La Commission européenne propose de casser les « shell companies », ces sociétés boîtes aux lettres qui permettent d’éluder l’impôt. Pour sauver le secteur émergent des fonds alternatifs, Yuriko Backes se dit prête à faire des concessions

Unshell

Photo: Sven Becker
d'Lëtzebuerger Land du 18.11.2022

Au commencement était la capture réglementaire. En 1929, la loi sur les holdings est rédigée directement par Léon Metzler, directeur du service contentieux de l’Arbed et ancienne figure du Bloc des gauches. Par ce dispositif, l’Arbed espérait se mettre à l’abri d’une OPA hostile, note l’historien Charles Barthel en 2006. Au C2DH, les chercheurs Benoît Majerus et Matteo Calabrese tentent actuellement de retracer les débuts des Holdings 29, l’embryon de la place financière actuelle. À leur surprise, ils constatent que, dès les années trente, les « H29 » rencontrent un vif succès commercial. Pas malgré la Grande Dépression, mais à cause d’elle. Alors que les pays voisins augmentent leurs taux d’imposition, le Grand-Duché se réinvente comme paradis fiscal et offre ses services aux grandes familles industrielles de l’Europe. La notabilité politico-économique locale s’engouffre dans ce nouveau business.

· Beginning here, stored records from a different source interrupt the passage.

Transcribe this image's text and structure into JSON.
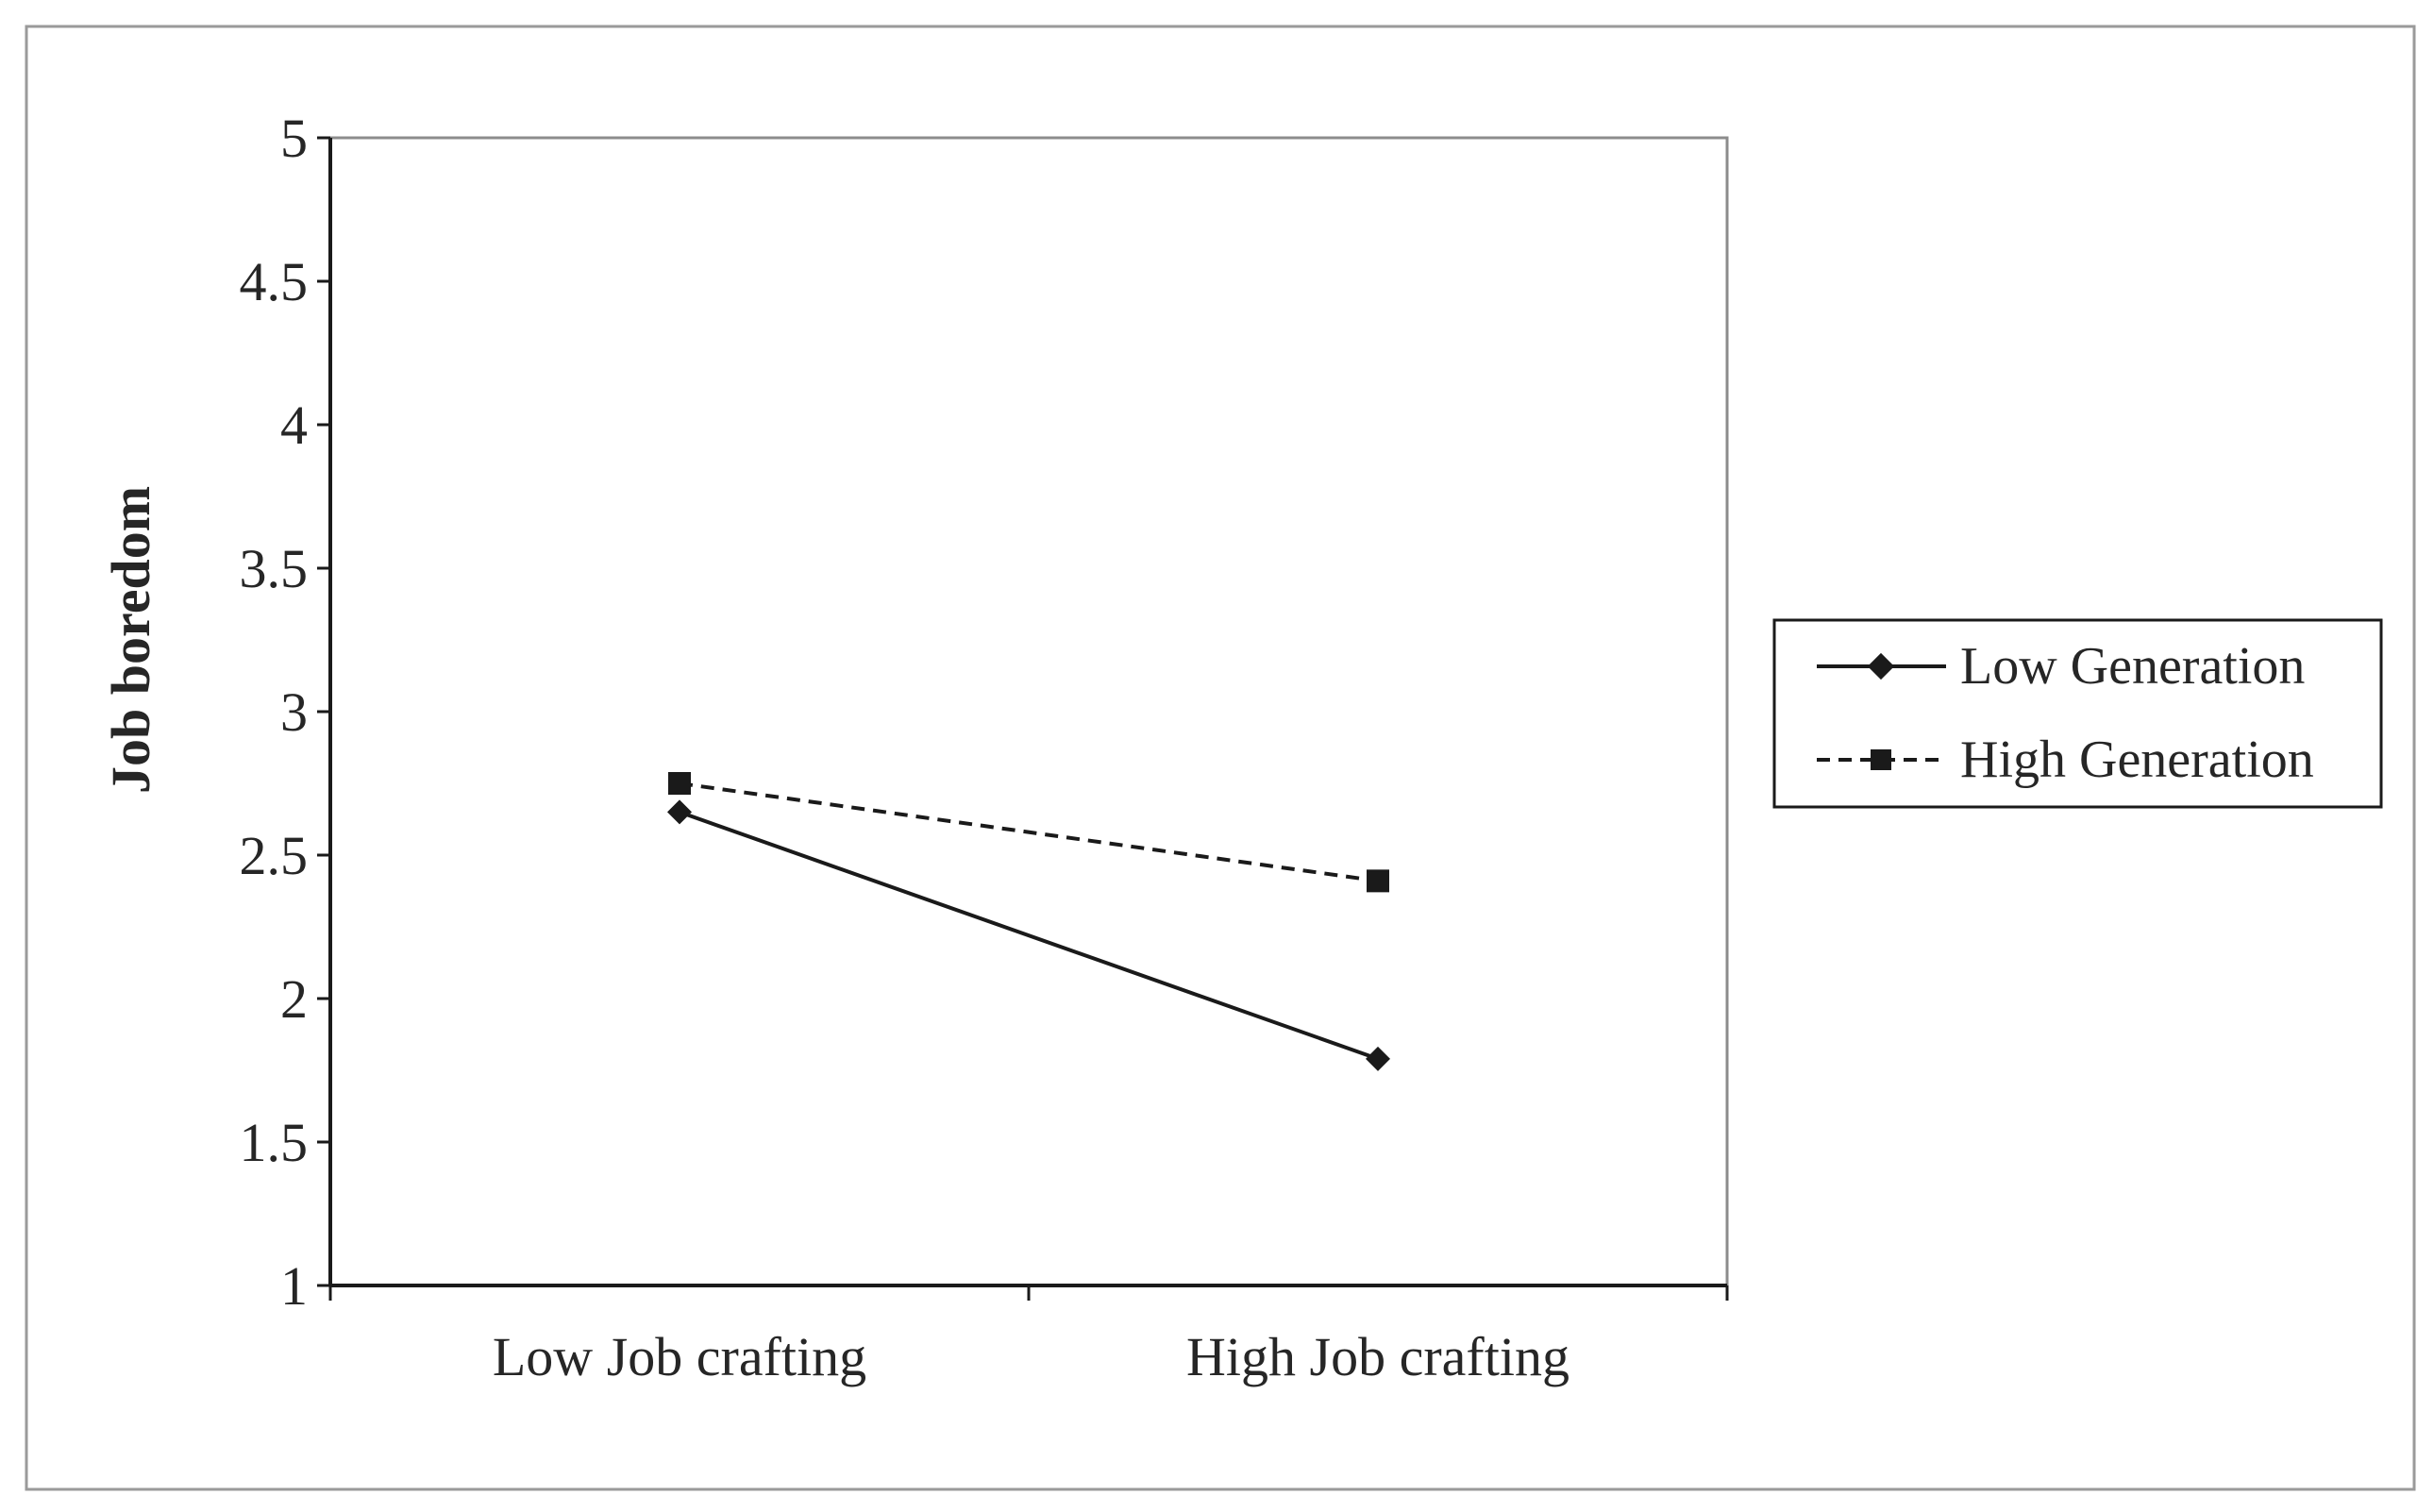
{
  "chart_data": {
    "type": "line",
    "title": "",
    "xlabel": "",
    "ylabel": "Job boredom",
    "categories": [
      "Low Job crafting",
      "High Job crafting"
    ],
    "ylim": [
      1,
      5
    ],
    "yticks": [
      "1",
      "1.5",
      "2",
      "2.5",
      "3",
      "3.5",
      "4",
      "4.5",
      "5"
    ],
    "grid": false,
    "legend_position": "right",
    "series": [
      {
        "name": "Low Generation",
        "values": [
          2.65,
          1.79
        ],
        "line_style": "solid",
        "marker": "diamond",
        "color": "#1a1a1a"
      },
      {
        "name": "High Generation",
        "values": [
          2.75,
          2.41
        ],
        "line_style": "dashed",
        "marker": "square",
        "color": "#1a1a1a"
      }
    ]
  }
}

Parmi les domiciliataires et administrateurs des premières holdings, Majerus et Calabrese recensent une floppée de députés et d’anciens ministres, pour la plupart membres du Parti de la droite (l’ancêtre du CSV). Le rapporteur de la loi sur les holdings en 1929, Auguste Thorn, siègera par la suite au CA de la Ford Investment Company. Les notaires ne sont pas en reste. Edmond Reiffers et François Altwies se spécialisent dans l’offshore balbutiant ; le premier avait été ministre des Finances, le second président du Parlement. En tant que député, Fernand Loesch s’oppose en 1936 à un contrôle renforcé des holdings qu’il conseille par ailleurs en tant qu’avocat. Longtemps avant qu’on ne parle de déclarations d’intérêts ou de registres des lobbies, les compradors luxembourgeois mêlaient allégrement affaires et politique.

« Une grande partie des 46 000 Soparfis [la successeure des Holdings 29] ne seraient alors plus rentables », s’indigne Laurent Mosar fin février sur Chamber TV. La directive européenne « Unshell » risquerait de « vraiment faire mal au Luxembourg ». « Deux milliards d’euros » de recettes budgétaires seraient en jeu, rappelle l’avocat d’affaires et député CSV. Publiée le 22 décembre par la Commission européenne, la directive « Atad 3 » propose de casser les « shell companies » afin d’en endiguer « l’utilisation abusive à des fins fiscales ». Le tout sous l’appellation marketing « Unshell ». La Commission propose un système de « filtrage ». Toute entité dont 75 pour cent des revenus ne proviennent pas de son activité commerciale (mais de transactions majoritairement cross-border) sera tenue de justifier qu’elle n’est pas une société boîtes aux lettres. Elle devra alors lors prouver qu’elle remplit les « indicateurs de substance » ; à commencer par des bureaux et des employés (au moins cinq). À défaut, elle sera « présumée être une société écran » ; c’est-à-dire exclue des conventions fiscales et des bénéfices de la directive mère-filiales ; une sentence de mort fiscale.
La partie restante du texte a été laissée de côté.